«De ce premier dìner avec Georges date donc l'origine de notre bonheur... Mais cette soirée-là ne devait pas m'apporter seulement du bonheur... Je vous ai dit qu'il n'y avait avec moi que trois convives: deux d'entre eux ont gardé le souvenir impérissable de ce jour, l'un pour me chérir, l'autre pour me...»
Elle n'a pas achevé sa pensée, mais une profonde tristesse s'est montrée sur son visage. Elle s'est levée, a plié son ouvrage et m'a dit:
«Maintenant, assez causé, ma bonne Meunière. Apportez-moi la toilette héliotrope, afin que je me fasse belle pour mon Georges adoré.»

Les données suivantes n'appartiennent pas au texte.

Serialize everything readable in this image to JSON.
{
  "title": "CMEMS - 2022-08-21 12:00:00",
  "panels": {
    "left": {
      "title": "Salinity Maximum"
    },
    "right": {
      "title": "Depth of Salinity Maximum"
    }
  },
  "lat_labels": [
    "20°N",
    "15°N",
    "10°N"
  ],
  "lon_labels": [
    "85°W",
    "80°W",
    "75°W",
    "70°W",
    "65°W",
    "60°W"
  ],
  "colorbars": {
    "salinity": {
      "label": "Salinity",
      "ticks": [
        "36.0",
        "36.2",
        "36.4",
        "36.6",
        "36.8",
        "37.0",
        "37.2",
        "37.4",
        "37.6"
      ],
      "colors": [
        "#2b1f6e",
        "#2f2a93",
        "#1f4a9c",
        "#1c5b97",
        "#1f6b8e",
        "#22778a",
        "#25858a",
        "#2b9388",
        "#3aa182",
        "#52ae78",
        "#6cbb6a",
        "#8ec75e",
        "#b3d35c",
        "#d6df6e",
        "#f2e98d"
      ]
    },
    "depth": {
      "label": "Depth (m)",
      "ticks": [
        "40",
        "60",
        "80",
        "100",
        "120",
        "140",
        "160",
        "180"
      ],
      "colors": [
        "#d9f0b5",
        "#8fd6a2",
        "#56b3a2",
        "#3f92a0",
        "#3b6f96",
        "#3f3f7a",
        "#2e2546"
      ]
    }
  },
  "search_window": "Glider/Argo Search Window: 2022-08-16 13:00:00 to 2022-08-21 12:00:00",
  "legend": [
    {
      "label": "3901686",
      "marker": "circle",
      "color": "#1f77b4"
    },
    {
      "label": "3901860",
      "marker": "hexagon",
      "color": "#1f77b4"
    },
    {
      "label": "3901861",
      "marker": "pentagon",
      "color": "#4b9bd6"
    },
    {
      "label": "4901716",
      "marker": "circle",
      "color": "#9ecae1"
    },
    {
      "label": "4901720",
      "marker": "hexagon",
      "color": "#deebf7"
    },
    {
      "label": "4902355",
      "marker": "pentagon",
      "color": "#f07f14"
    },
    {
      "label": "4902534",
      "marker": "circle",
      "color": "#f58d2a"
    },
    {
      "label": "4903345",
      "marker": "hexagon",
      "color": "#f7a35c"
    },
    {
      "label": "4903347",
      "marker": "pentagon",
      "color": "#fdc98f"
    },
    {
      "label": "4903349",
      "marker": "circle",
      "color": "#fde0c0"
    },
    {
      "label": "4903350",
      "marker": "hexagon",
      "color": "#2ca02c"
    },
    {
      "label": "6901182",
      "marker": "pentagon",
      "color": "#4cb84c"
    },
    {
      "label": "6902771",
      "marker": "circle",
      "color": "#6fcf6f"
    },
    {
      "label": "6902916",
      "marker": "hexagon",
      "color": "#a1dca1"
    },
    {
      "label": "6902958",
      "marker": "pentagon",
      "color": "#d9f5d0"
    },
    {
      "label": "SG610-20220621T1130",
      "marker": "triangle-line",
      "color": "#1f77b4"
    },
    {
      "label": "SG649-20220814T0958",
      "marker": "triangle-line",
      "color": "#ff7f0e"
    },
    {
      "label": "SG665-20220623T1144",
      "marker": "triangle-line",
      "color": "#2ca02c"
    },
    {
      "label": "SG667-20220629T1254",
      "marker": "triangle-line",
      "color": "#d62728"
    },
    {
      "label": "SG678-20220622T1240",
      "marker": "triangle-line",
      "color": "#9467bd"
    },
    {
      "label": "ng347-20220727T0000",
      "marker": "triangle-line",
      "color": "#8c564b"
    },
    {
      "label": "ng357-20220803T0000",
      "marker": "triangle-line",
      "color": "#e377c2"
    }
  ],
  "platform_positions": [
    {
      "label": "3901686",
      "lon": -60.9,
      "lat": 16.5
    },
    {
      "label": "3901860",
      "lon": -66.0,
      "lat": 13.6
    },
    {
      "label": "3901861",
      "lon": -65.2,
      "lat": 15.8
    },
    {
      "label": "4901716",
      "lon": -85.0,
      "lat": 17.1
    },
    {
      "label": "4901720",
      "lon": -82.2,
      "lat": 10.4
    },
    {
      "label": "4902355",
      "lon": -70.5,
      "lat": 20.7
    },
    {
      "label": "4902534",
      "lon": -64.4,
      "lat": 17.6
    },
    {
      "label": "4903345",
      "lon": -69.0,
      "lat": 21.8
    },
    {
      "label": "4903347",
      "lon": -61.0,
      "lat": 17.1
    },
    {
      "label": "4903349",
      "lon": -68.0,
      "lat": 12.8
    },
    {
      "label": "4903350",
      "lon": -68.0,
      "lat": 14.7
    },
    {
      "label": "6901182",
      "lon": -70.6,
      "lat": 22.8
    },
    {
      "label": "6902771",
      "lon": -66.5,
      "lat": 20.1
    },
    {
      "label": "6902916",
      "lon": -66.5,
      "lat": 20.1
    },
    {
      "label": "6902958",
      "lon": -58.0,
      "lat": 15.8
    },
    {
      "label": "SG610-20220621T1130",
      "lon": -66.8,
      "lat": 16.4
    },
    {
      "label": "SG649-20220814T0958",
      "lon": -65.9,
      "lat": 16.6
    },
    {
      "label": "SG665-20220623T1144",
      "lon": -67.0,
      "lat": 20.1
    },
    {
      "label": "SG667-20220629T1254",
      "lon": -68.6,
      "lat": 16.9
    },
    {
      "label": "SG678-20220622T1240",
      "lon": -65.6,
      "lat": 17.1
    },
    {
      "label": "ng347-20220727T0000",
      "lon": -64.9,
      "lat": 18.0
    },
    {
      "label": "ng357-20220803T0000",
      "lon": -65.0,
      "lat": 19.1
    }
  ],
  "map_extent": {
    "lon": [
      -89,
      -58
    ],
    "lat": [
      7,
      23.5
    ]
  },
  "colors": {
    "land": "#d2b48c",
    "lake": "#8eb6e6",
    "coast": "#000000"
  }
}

Elle est vraiment magnifique, cette toilette en velours héliotrope, avec, de chaque côté de la jupe, un panneau brodé d'or. Mme Marguerite m'a fait former en guirlande les fleurs venues aujourd'hui de Nice, et elle a fixé cette guirlande au corsage à l'aide d'une flèche garnie de diamants. Dans les cheveux, elle a disposé, un peu en arrière, quelques œillets qui semblaient croìtre parmi cette chevelure blonde; au milieu des fleurs, une couronne à cinq fleurons en diamants. Enfin, elle a enroulé autour du bras gauche un serpent d'or qui en faisait cinq ou six fois le tour et qui brillait d'un éclat tout à fait extraordinaire.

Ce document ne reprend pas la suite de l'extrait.